Here's the simple version: currency is something we all agree has specific value.
If you had a secret club when you were six and you decided that you would use green M&Ms to buy action figures or your best friend's extra chocolate chip cookie, the green candy was a type of currency, as long as all your friends agreed about the value of M&Ms. Which, duh, they did.
The greenbacks cooling in your wallet are currency, too, but they're way more stable than green M&Ms. For one thing, you're unlikely to eat them. For another, they're guaranteed by the assets of the Federal Reserve Banks. American money is issued by the U.S. government (not Mars, Incorporated, the makers of your favorite candy) and it's the legal means and basis of trade. In other words, if you want to buy action figures from anyone other than a six-year-old, you'll need to use U.S. dollars to do it.
In the U.S., you're expected to pay with U.S. dollars (fancy that), but when you travel, you have to exchange your money for that country's currency. The Japanese have yen, Mexico has pesos, Canada has the Canadian dollar…the list goes on.
In Europe, most countries had their own currencies until 2002, but then the Euro was introduced. The idea was that the Euro would even out the playing field between the really wealthy countries like Britain (the pound sterling was worth a lot) and less wealthy countries like Spain (the peseta was worth less than the British pound, which hurt Spain in trade). What ended up happening? Countries continued to squabble over currency, and in the end, the Euro didn't solve the world's financial problems. (Surprise!)

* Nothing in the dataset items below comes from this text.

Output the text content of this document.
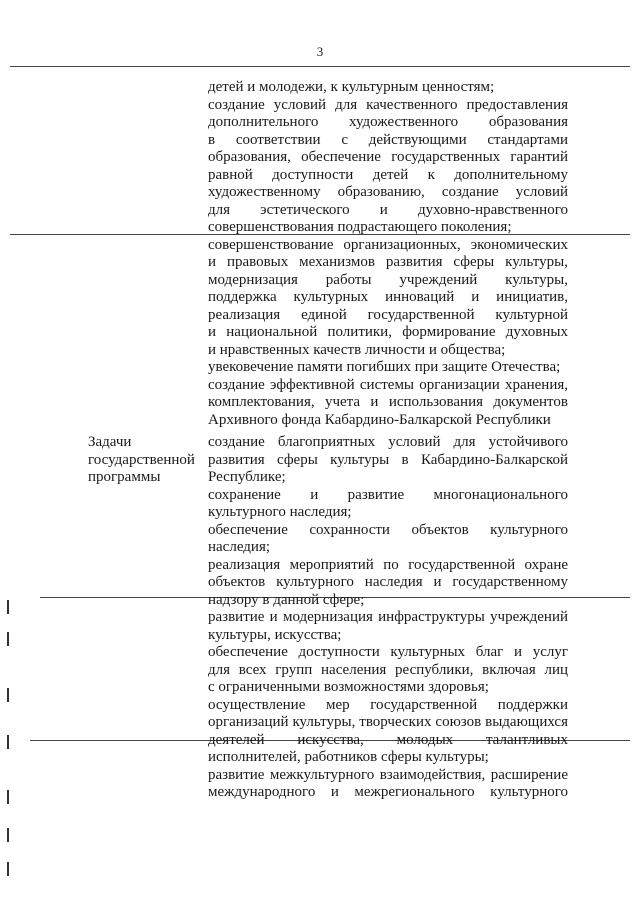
3
детей и молодежи, к культурным ценностям;
создание условий для качественного предоставления
дополнительного художественного образования
в соответствии с действующими стандартами
образования, обеспечение государственных гарантий
равной доступности детей к дополнительному
художественному образованию, создание условий
для эстетического и духовно-нравственного
совершенствования подрастающего поколения;
совершенствование организационных, экономических
и правовых механизмов развития сферы культуры,
модернизация работы учреждений культуры,
поддержка культурных инноваций и инициатив,
реализация единой государственной культурной
и национальной политики, формирование духовных
и нравственных качеств личности и общества;
увековечение памяти погибших при защите Отечества;
создание эффективной системы организации хранения,
комплектования, учета и использования документов
Архивного фонда Кабардино-Балкарской Республики
Задачи
государственной
программы
создание благоприятных условий для устойчивого
развития сферы культуры в Кабардино-Балкарской
Республике;
сохранение и развитие многонационального
культурного наследия;
обеспечение сохранности объектов культурного
наследия;
реализация мероприятий по государственной охране
объектов культурного наследия и государственному
надзору в данной сфере;
развитие и модернизация инфраструктуры учреждений
культуры, искусства;
обеспечение доступности культурных благ и услуг
для всех групп населения республики, включая лиц
с ограниченными возможностями здоровья;
осуществление мер государственной поддержки
организаций культуры, творческих союзов выдающихся
деятелей искусства, молодых талантливых
исполнителей, работников сферы культуры;
развитие межкультурного взаимодействия, расширение
международного и межрегионального культурного
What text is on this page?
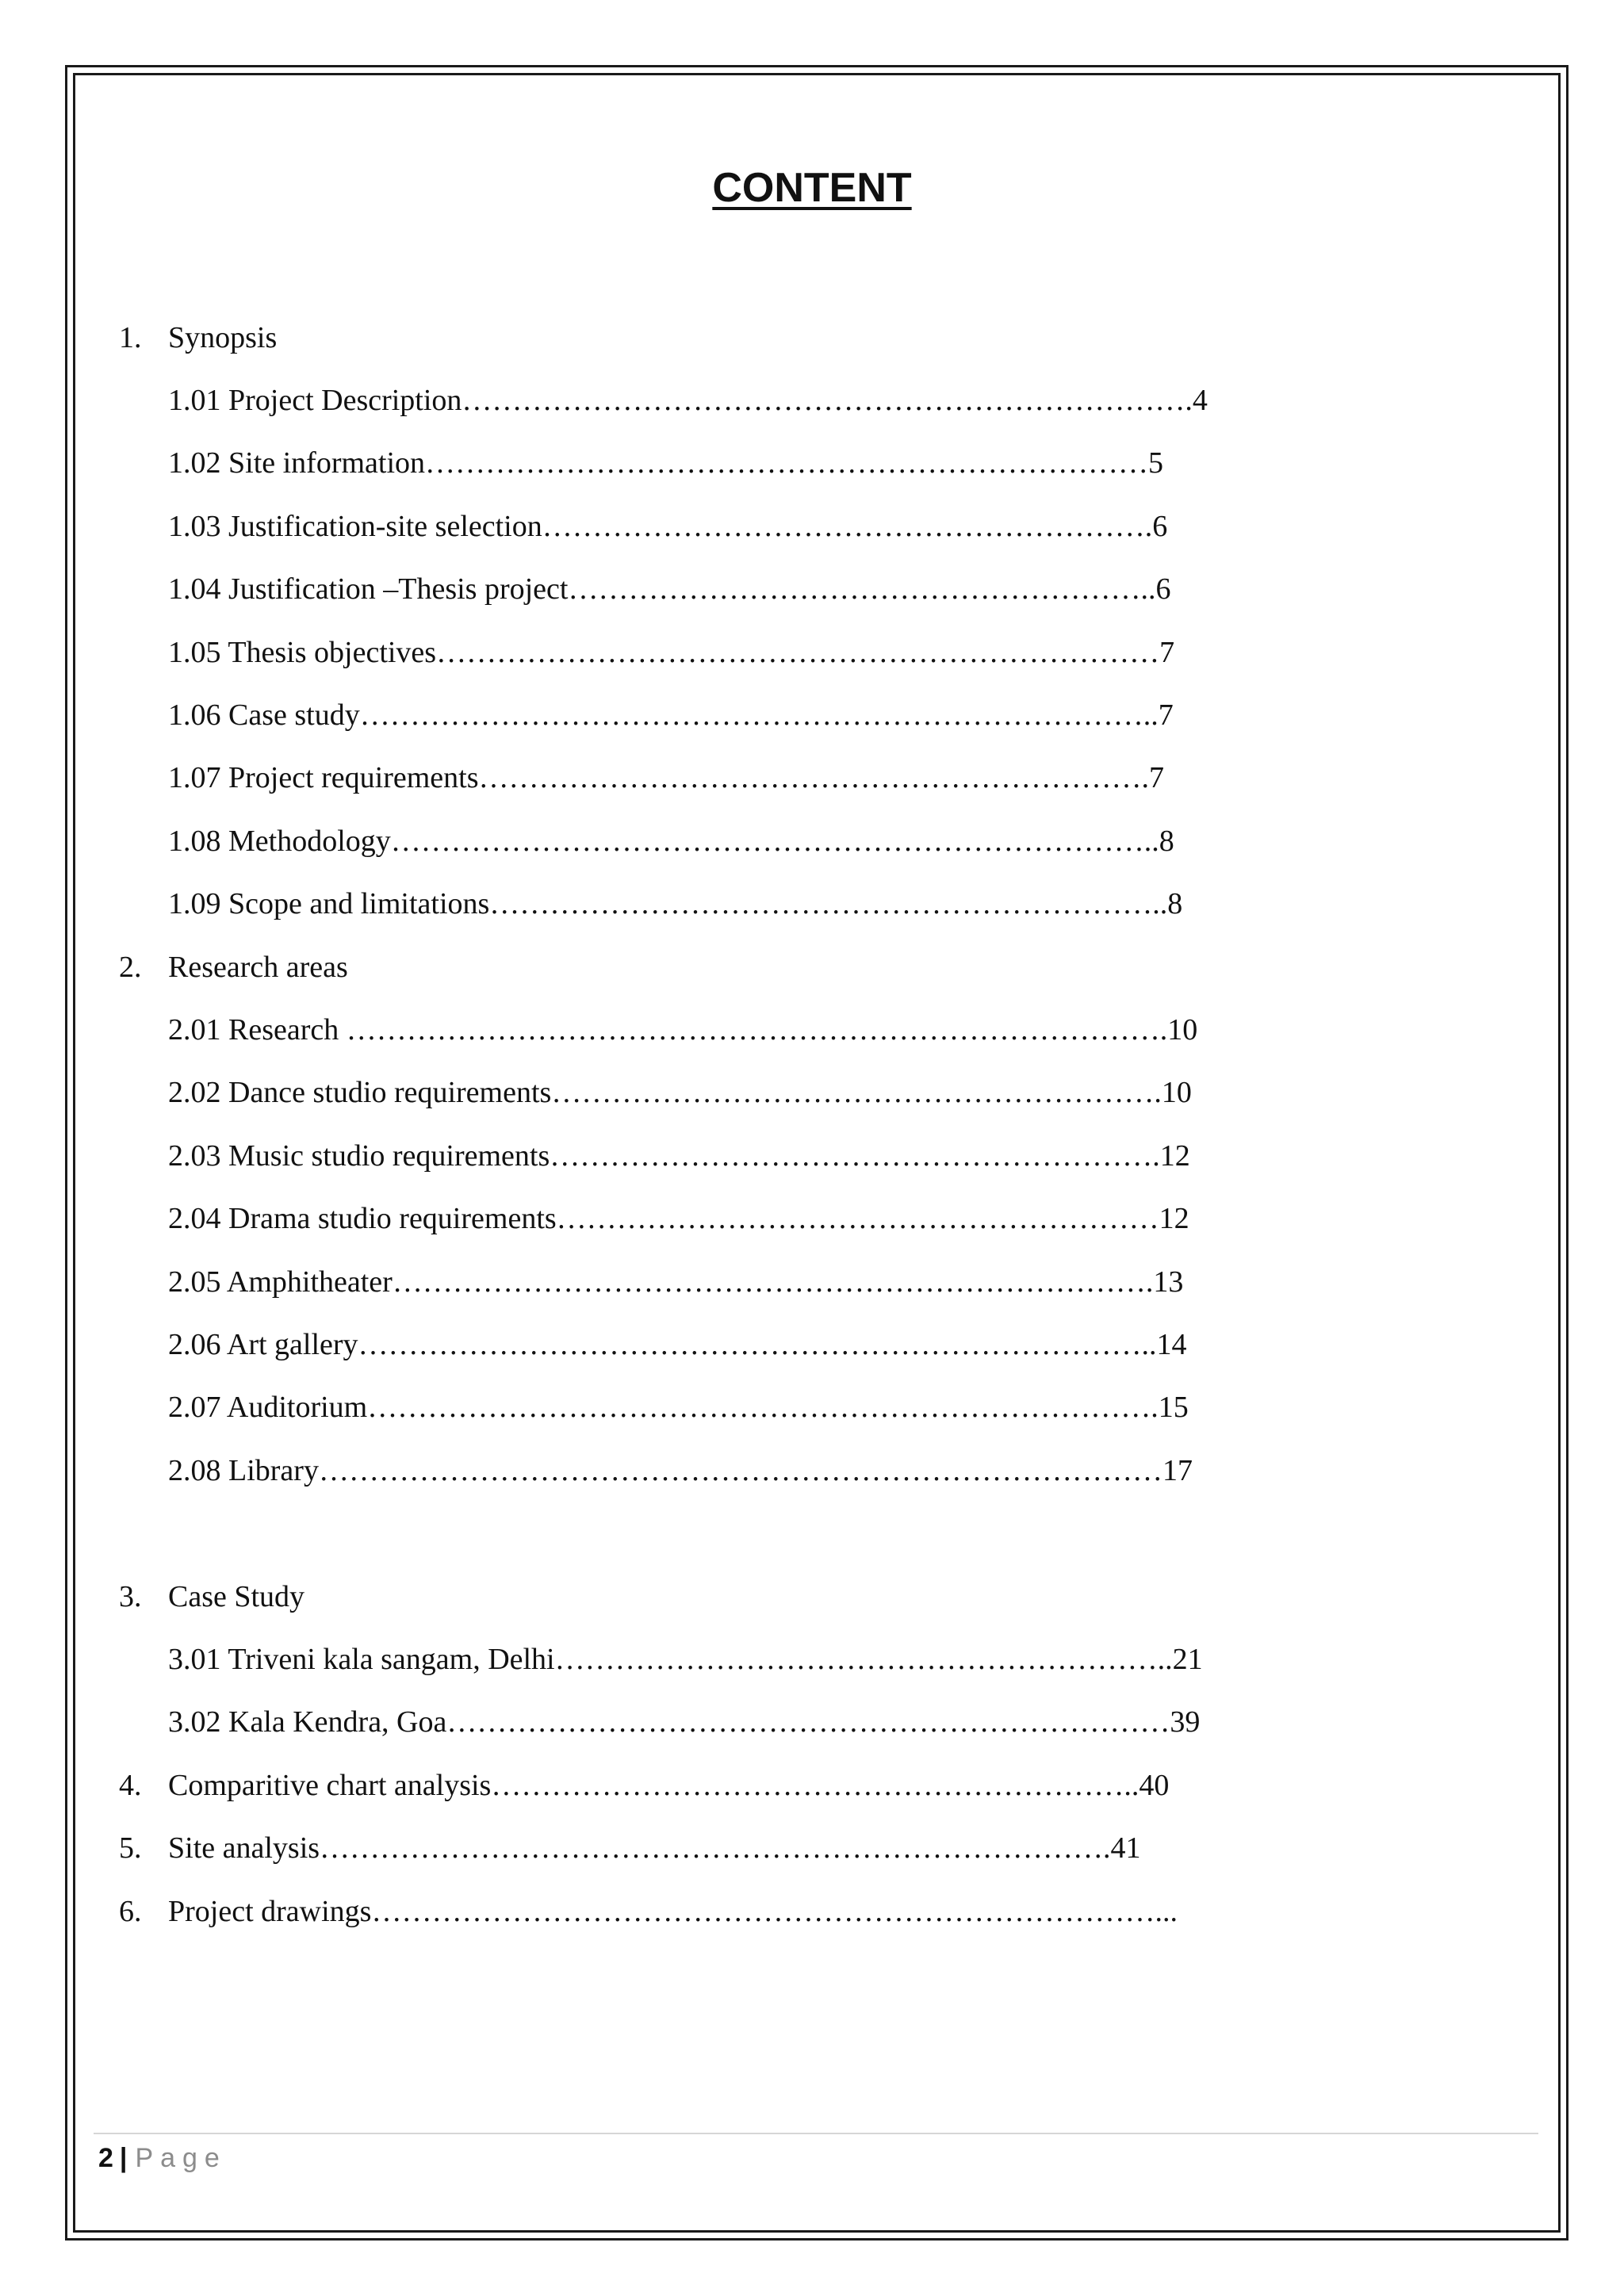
CONTENT

1. Synopsis

1.01 Project Description……………………………………………………………….4

1.02 Site information………………………………………………………………5

1.03 Justification-site selection…………………………………………………….6

1.04 Justification –Thesis project…………………………………………………..6

1.05 Thesis objectives………………………………………………………………7

1.06 Case study……………………………………………………………………..7

1.07 Project requirements………………………………………………………….7

1.08 Methodology…………………………………………………………………..8

1.09 Scope and limitations…………………………………………………………..8

2. Research areas

2.01 Research ……………………………………………………………………….10

2.02 Dance studio requirements…………………………………………………….10

2.03 Music studio requirements…………………………………………………….12

2.04 Drama studio requirements……………………………………………………12

2.05 Amphitheater………………………………………………………………….13

2.06 Art gallery……………………………………………………………………..14

2.07 Auditorium…………………………………………………………………….15

2.08 Library…………………………………………………………………………17

3. Case Study

3.01 Triveni kala sangam, Delhi……………………………………………………..21

3.02 Kala Kendra, Goa………………………………………………………………39

4. Comparitive chart analysis………………………………………………………..40

5. Site analysis…………………………………………………………………….41

6. Project drawings……………………………………………………………………...

2 | Page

To keep things really interesting, there's even an electronic currency that has no country basis. Bitcoin is referred to as a decentralized digital currency, a virtual currency, and (our favorite) cryptocurrency. Bitcoin allows for online trade without the need for exchange or conversion between one country's currency and another. It hasn't quite taken off yet, but…you heard it here first.
Investing in Currencies
If you're heading on vacation to France, you're going to have to exchange your American dollars for Euros to pay for stuff on your trip. Your little sister might also collect coins or bills from other countries. You might even try to put a Canadian coin in the pinball machine and see if it works.
But that's not all you can do with currencies.
You can also invest in them—and it works sort of similarly to what happens when you travel.
Let's say you go on that vacation to Paris. Before leaving, you go to a bank and exchange 100 U.S. dollars for 92.58 Euros. In other words, to buy 92.58 Euros you need 100 U.S. dollars (we're assuming your bank didn't charge you any fees for the transaction). But returning home two weeks later, you decide to cash in the 92.58 Euros for U.S. dollars.
This time, though, you're handed $110.
What happened? The exchange rate or the amount of money each currency is worth changes with time. The U.S. dollar will go up one day and drop the next, depending on lots of stuff, like how well the economy is doing, how much debt we have, and how well others think our economy is doing.
This difference in exchange rates and the fact that different currencies are worth different amounts lets you invest.
There are two basic ways to do it:
(1) Open a foreign exchange market (forex) account or work with a forex broker to exchange two currencies. Basically, you're hoping that one currency will increase in price and one will nosedive, making you money on the difference.
(2) Buy certificates of deposit (CDs), foreign mutual funds full of foreign government bonds, or other investments rooted in foreign currencies. You're basically betting that you can buy these investments for cheap and that they will increase in value as a country's economy improves and their currency gets stronger.